The MIRACLS project aims to combine the high spectral resolution of conventional fluorescence-based collinear laser spectroscopy (CLS) with high experimental sensitivity. This is achieved by trapping ion bunches in a novel 30 keV MR-ToF (Multi-Reflection Time of Flight) device, in which the ions bounce back and forth between two electrostatic mirrors such that the laser-ion interaction time is increased with each revolution.
The combination of CLS and MR-ToF techniques in MIRACLS constitutes stringent requirements on the emittance of the probed ion bunches. A low energy spread (δE < 1 eV) to minimize the CLS Doppler broadening is as essential as a temporally narrow ion-bunch profile (δt< 500 ns) for MR-ToF operation. Moreover, the transversal emittance should be as small as possible to maintain ion trajectories parallel to the laser-beam axis over thousands of revolutions inside the MR-ToF device.

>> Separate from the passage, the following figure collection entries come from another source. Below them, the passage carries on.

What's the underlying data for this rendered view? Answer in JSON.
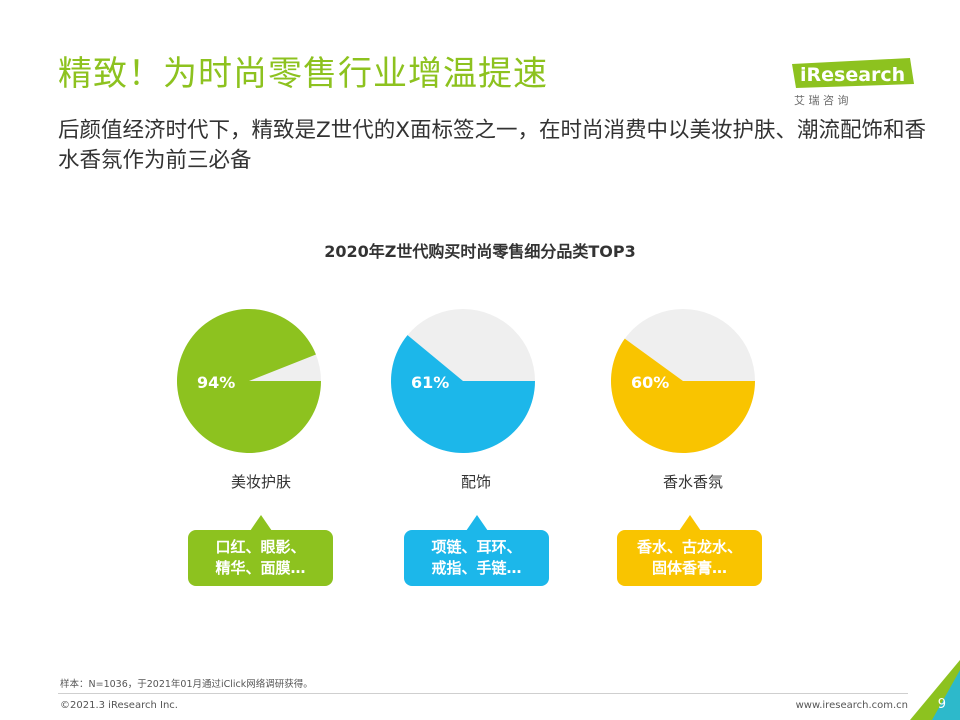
{
  "header": {
    "title": "精致！为时尚零售行业增温提速",
    "subtitle": "后颜值经济时代下，精致是Z世代的X面标签之一，在时尚消费中以美妆护肤、潮流配饰和香水香氛作为前三必备"
  },
  "logo": {
    "brand": "iResearch",
    "cn": "艾 瑞 咨 询"
  },
  "chart_data": {
    "type": "pie",
    "title": "2020年Z世代购买时尚零售细分品类TOP3",
    "categories": [
      "美妆护肤",
      "配饰",
      "香水香氛"
    ],
    "values": [
      94,
      61,
      60
    ],
    "value_labels": [
      "94%",
      "61%",
      "60%"
    ],
    "colors": [
      "#8dc21f",
      "#1cb7ea",
      "#f9c400"
    ],
    "remainder_color": "#efefef"
  },
  "bubbles": [
    {
      "line1": "口红、眼影、",
      "line2": "精华、面膜…"
    },
    {
      "line1": "项链、耳环、",
      "line2": "戒指、手链…"
    },
    {
      "line1": "香水、古龙水、",
      "line2": "固体香膏…"
    }
  ],
  "footer": {
    "note": "样本：N=1036，于2021年01月通过iClick网络调研获得。",
    "copyright": "©2021.3 iResearch Inc.",
    "website": "www.iresearch.com.cn",
    "page": "9"
  }
}
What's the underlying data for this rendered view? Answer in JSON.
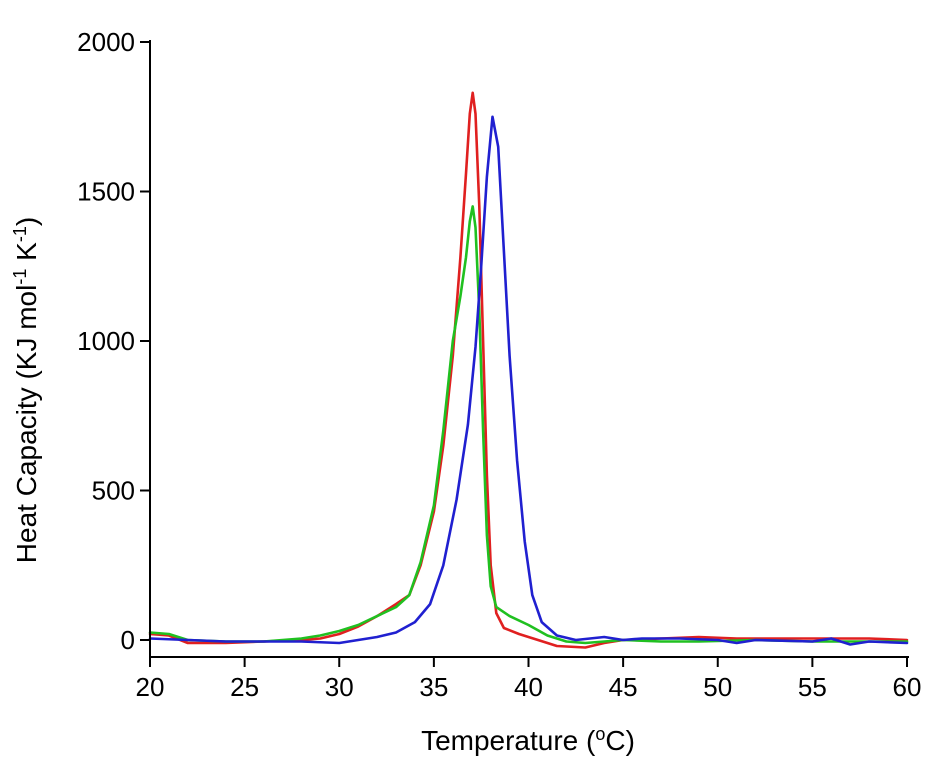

In order to provide ion bunches which meet the emittance requirements of MIRACLS, a linear Paul trap with cryogenic cooling of the buffer gas down to < 40 K is currently designed. In addition, other experiments (e.g. PUMA, laser spectroscopy of molecules, emission channeling, etc.) would profit as well from such low emittance beams.
This talk will briefly introduce the MIRACLS concept and present the simulation and design status of a compact, cryogenic cooled, linear Paul trap for optimal beam preparation.